TAOB&R:CM, to use an abbreviation that looks like broken HTML, was a farce. As its name suggested, you would use it to create cartoons in the style of B:TAS, slapping down moody backdrops, and then moving characters with looping movement animations across them, before plopping down props, sound effects and text. The game would record the order of all of this, and then play it back on command, like a puppet show with the puppeteer’s hands removed from view. Grand, in theory.
Only, in the version I had at least, there was no way to go back and adjust animations or asset placements once they had been plonked down. And there was no way to remove an asset from a vignette once it was in, or to pick it up and make it move again, short of starting a whole new scene. So once Batman had strode across a room to a telephone, for example, he was stuck there: superglued indelibly to the fabric of reality. If Commissioner Gordon walked onscreen to chat with him, Batman would either have to have the whole conversation with his back turned to the commish, as if sulking, or would have to leave his ghost forever standing by the phone as a new iteration of him strode over to converse with the loaf-chinned cop.
Of course, my mate and I developed a whole suite of bizarre workarounds for this, and TAOB&R:CM’s many other limitations. We engineered our narratives so that whenever a character stopped moving, they would simply explode. Batman would walk to the telephone, Gordon would walk onscreen, and then a massive fireball graphic would be slapped over the top of Batman with a deafening BANG. A fresh batman would swoop out of the explosion on a rope, heel-first into the commissioner’s chest, and they would have their brief dialogue. Then (courtesy of the game’s inbuilt paint function), bright red blood would gush from the point of impact on Gordon’s sternum until it had obscured both of Gotham’s protectors, allowing the Joker to slink in and do his dastardly business without being watched by the statue-like figures of his foes in the background.

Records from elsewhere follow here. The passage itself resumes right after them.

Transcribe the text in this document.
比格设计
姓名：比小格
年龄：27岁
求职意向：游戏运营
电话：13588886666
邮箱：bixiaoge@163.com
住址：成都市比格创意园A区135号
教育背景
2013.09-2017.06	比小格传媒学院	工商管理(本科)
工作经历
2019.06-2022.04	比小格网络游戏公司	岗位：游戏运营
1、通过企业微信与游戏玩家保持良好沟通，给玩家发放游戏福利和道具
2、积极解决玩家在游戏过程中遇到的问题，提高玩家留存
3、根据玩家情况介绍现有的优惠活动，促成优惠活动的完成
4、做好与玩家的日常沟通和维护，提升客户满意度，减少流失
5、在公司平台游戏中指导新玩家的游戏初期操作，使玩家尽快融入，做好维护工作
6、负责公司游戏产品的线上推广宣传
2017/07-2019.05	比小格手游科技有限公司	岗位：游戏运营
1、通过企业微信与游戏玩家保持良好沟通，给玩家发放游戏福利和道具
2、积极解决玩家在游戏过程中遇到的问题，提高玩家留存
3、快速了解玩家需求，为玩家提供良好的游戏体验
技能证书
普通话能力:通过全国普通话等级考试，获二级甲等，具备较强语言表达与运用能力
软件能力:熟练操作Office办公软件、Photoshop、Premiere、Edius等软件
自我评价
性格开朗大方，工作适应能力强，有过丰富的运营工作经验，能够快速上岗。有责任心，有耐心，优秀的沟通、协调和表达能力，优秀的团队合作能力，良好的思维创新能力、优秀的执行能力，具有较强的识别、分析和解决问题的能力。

In the next scene of course, Gordon and Batman would both be together again, with the police chief calmly accepting of the fact that Batman had kicked his heart open just minutes ago. It lent everything a sort of febrile, dreamlike transience, where everyone was disposable, and extraordinary violence was meted out in a casual, routine fashion, barely worth remarking upon by either perpetrator or victim.
Perhaps the finest creation we ever made was a simple cartoon, 27 seconds long, entitled “Batman’s secret”. In it, Batman walked into a gloomy dungeon, then froze in place, staring bleakly at a wall. In walked Catwoman, perpetually lashing her whip as she strutted along, and proceeded to wallop seven shades of shit out of the caped crusader as he occasionally emitted grunts of dark satisfaction. For eighteen seconds. At last, Commissioner Gordon’s face appeared, aghast, in the foreground. And as he stared, blood began to leak from the corners of his eyes, slowly pooling at the bottom of the screen and rising to eye level. Then both of his eyes, as well as Batman and Catwoman, disappeared beneath fiery detonations. As an epilogue of sorts, a trio of burly crimers appeared at the centre of the shot, from absolutely nowhere, accompanied by the text “The mafia always wins”. It was a masterpiece.